Shariz Ahmad

Personal information
- Full name: Shariz Ahmad
- Born: 21 April 2003 (age 23) Amsterdam, Netherlands
- Batting: Left-handed
- Bowling: Legbreak googly
- Role: Bowler
- Relations: Musa Ahmed (brother)

International information
- National side: Netherlands;
- ODI debut (cap 81): 2 June 2022 v West Indies
- Last ODI: 9 November 2024 v UAE
- ODI shirt no.: 18
- T20I debut (cap 55): 11 July 2022 v PNG
- Last T20I: 3 September 2025 v Bangladesh
- T20I shirt no.: 18

Career statistics
| Competition | ODI | T20I | LA | T20 |
| Matches | 20 | 14 | 20 | 14 |
| Runs scored | 159 | 65 | 159 | 65 |
| Batting average | 10.60 | 13.00 | 10.60 | 13.00 |
| 100s/50s | 0/0 | 0/0 | 0/0 | 0/0 |
| Top score | 30 | 16* | 30 | 16* |
| Balls bowled | 592 | 168 | 592 | 168 |
| Wickets | 18 | 8 | 18 | 8 |
| Bowling average | 32.94 | 27.75 | 32.94 | 27.75 |
| 5 wickets in innings | 1 | 0 | 1 | 0 |
| 10 wickets in match | 0 | 0 | 0 | 0 |
| Best bowling | 5/43 | 2/15 | 5/43 | 2/15 |
| Catches/stumpings | 7/– | 2/– | 7/– | 2/– |
- Source: Cricinfo, 21 February 2026

= Shariz Ahmad =

Dutch cricketer (born 2003)

Shariz Ahmad (born 21 April 2003) is a Dutch cricketer. He has played for the Netherlands national cricket team since 2022. He is a right-arm leg spin bowler.

==Personal life==
Ahmad was born in Amsterdam on 21 April 2003. He is the younger brother of fellow Netherlands international Musa Ahmed. Their father Nadeem Ahmad played top-level club cricket in the Netherlands after immigrating from Lahore, Pakistan, with he and his sons playing for Groen en Wit CC in Amsterdam.

==Junior career==
In October 2020, Ahmad was named in the Dutch academy squad, following his performances at the under-18 level. The following September, he was part of the Dutch squad for the under-19 qualification matches in the Europe group for the 2022 ICC Under-19 Cricket World Cup. He was the leading wicket-taker for the Netherlands in the group.

==International career==
In February 2022, Ahmad earned his maiden senior international call-up, after being named in the Dutch limited overs squads for their tour of New Zealand.
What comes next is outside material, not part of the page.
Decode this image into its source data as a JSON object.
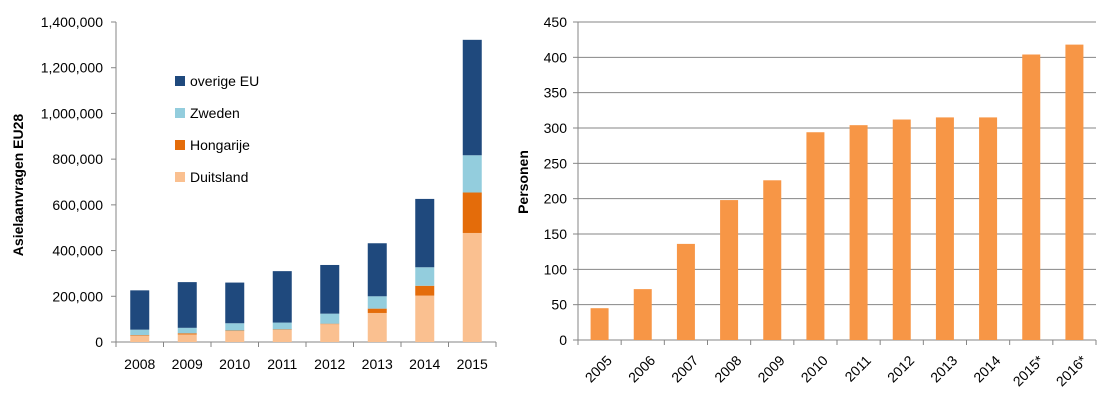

In May 2022, he was named in the Dutch One Day International (ODI) squad for their series against the West Indies. He made his ODI debut on 2 June 2022, against the West Indies.

In July 2022, he was named in the Netherlands' Twenty20 International (T20I) squad for the 2022 ICC Men's T20 World Cup Global Qualifier B tournament in Zimbabwe. He made his T20I debut on 11 July 2022, against Papua New Guinea; although he went wicketless but conceded only 16 runs in his three overs. He was the Netherlands' best bowler in the 1st T20I against New Zealand, taking 2/15.

In March 2023, he was named in the Netherlands' ODI squad for their series against Zimbabwe. In the second ODI, on 23 March 2023, he took his maiden five-wicket haul in international cricket.